Note that with a LINEAR kernel specification, the gamma, coef, and degree parameters do not need to be specified. The above merely shows all available parameters that can be specified in the grid search. Below each of the parameters are described in more detail. Arguments followed by an asterisk are optional.

train:
The location of the training dataset file. See Default Data File Specification for the specification of a dataset file.

test:*
The location of a test dataset file. See Default Data File Specification for the specification of a dataset file. This is optional, if specified the train/test split will be used for training.

p:
The values of the p parameter of the algorithm to search over.
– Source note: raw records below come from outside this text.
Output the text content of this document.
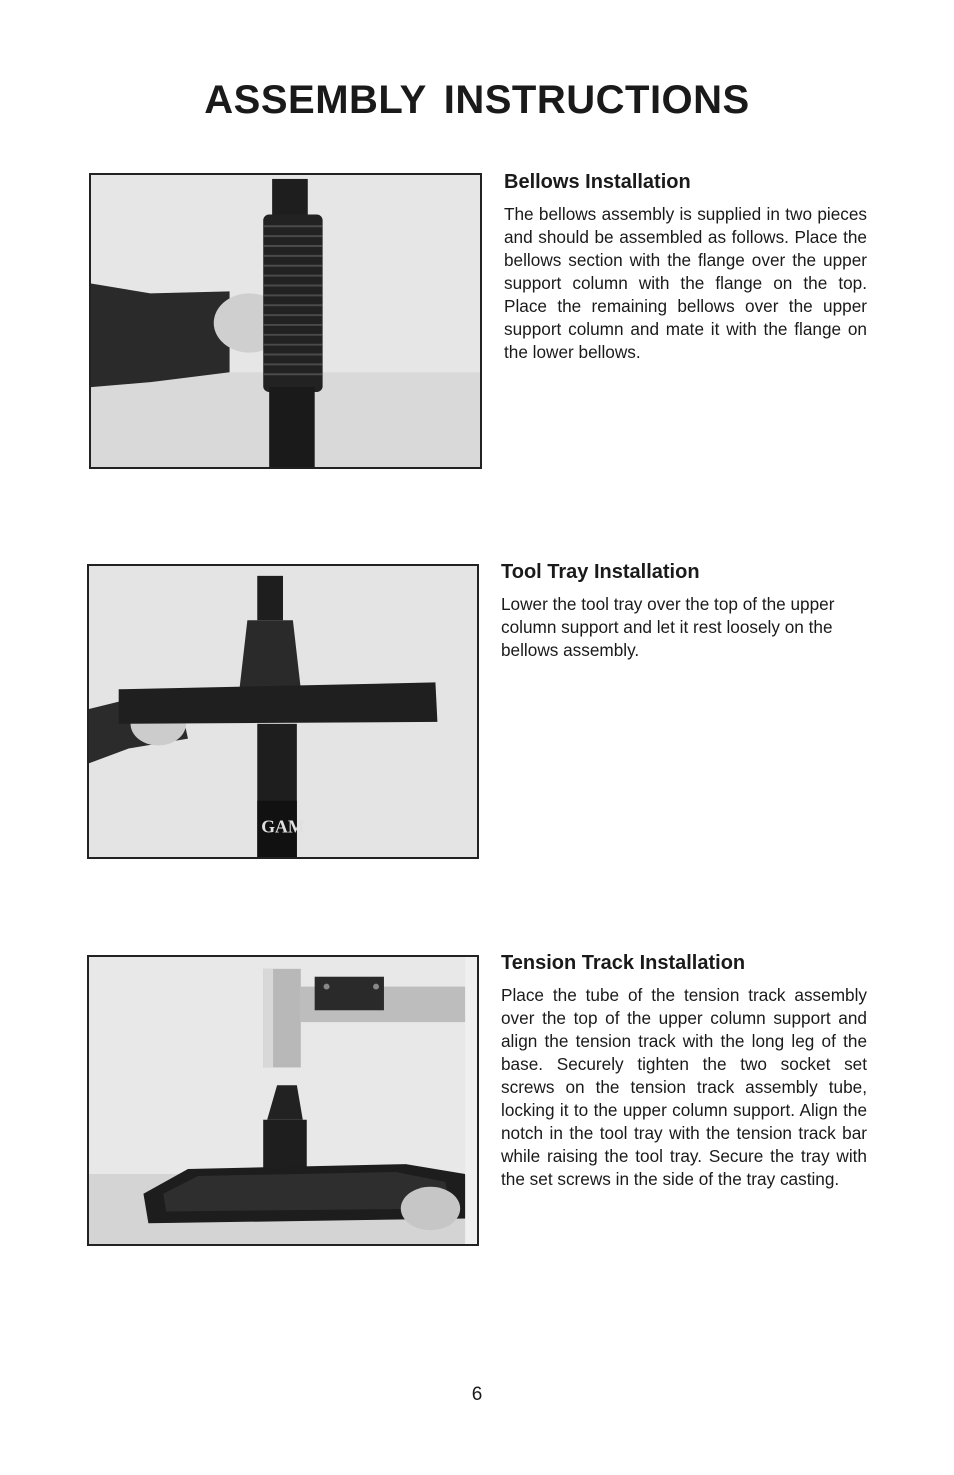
ASSEMBLY INSTRUCTIONS
Bellows Installation

The bellows assembly is supplied in two pieces and should be assembled as follows. Place the bellows section with the flange over the upper support column with the flange on the top. Place the remaining bellows over the upper support column and mate it with the flange on the lower bellows.

GAM
Tool Tray Installation

Lower the tool tray over the top of the upper column support and let it rest loosely on the bellows assembly.

Tension Track Installation

Place the tube of the tension track assembly over the top of the upper column support and align the tension track with the long leg of the base. Securely tighten the two socket set screws on the tension track assembly tube, locking it to the upper column support. Align the notch in the tool tray with the tension track bar while raising the tool tray. Secure the tray with the set screws in the side of the tray casting.

6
The p parameter is used in the $ \ell_p $ norm over the Huber weighted scalar misclassification errors. Note: $ 1 \leq p \leq 2 $.

kappa:
The values of the kappa parameter of the algorithm to search over. The kappa parameter is used in the Huber hinge error over the scalar misclassification errors. Note: $ \kappa > -1 $.

lambda:
The values of the lambda parameter of the algorithm to search over. The lambda parameter is used in the regularization term of the loss function. Note: $ \lambda > 0 $.

epsilon:
The values of the epsilon parameter of the algorithm to search over. The epsilon parameter is used as the stopping parameter in the majorization algorithm. Note that it often suffices to use only one epsilon value. Using more than one value increases the size of the grid search considerably.

weight:
The weight specifications for the algorithm to use. Two weight specifications are implemented: the unit weights (index = 1) and the group size correction weights (index = 2). See also gensvm_initialize_weights().

folds:
The number of cross validation folds to use.

kernel:*
Kernel to use in training. Only one kernel can be specified. See KernelType for available kernel functions. Note: if multiple kernel types are specified on this line, only the last value will be used (see the implementation of parse_kernel_str() for details). If no kernel is specified, the LINEAR kernel will be used.

gamma:*
Gamma parameters for the RBF, POLY, and SIGMOID kernels. This parameter is only optional if the LINEAR kernel is specified. See gensvm_kernel_dot_rbf(), gensvm_kernel_dot_poly(), and gensvm_kernel_dot_sigmoid() for kernel specifications.

coef:*
Coefficients for the POLY and SIGMOID kernels. This parameter is only optional if the LINEAR or RBF kernels are used. See gensvm_kernel_dot_poly(), and gensvm_kernel_dot_sigmoid() for kernel specifications.

degree:*
Degrees to search over in the grid search when the POLY kernel is specified. With other kernel specifications this parameter is unnecessary. See gensvm_kernel_dot_poly() for the polynomial kernel specification.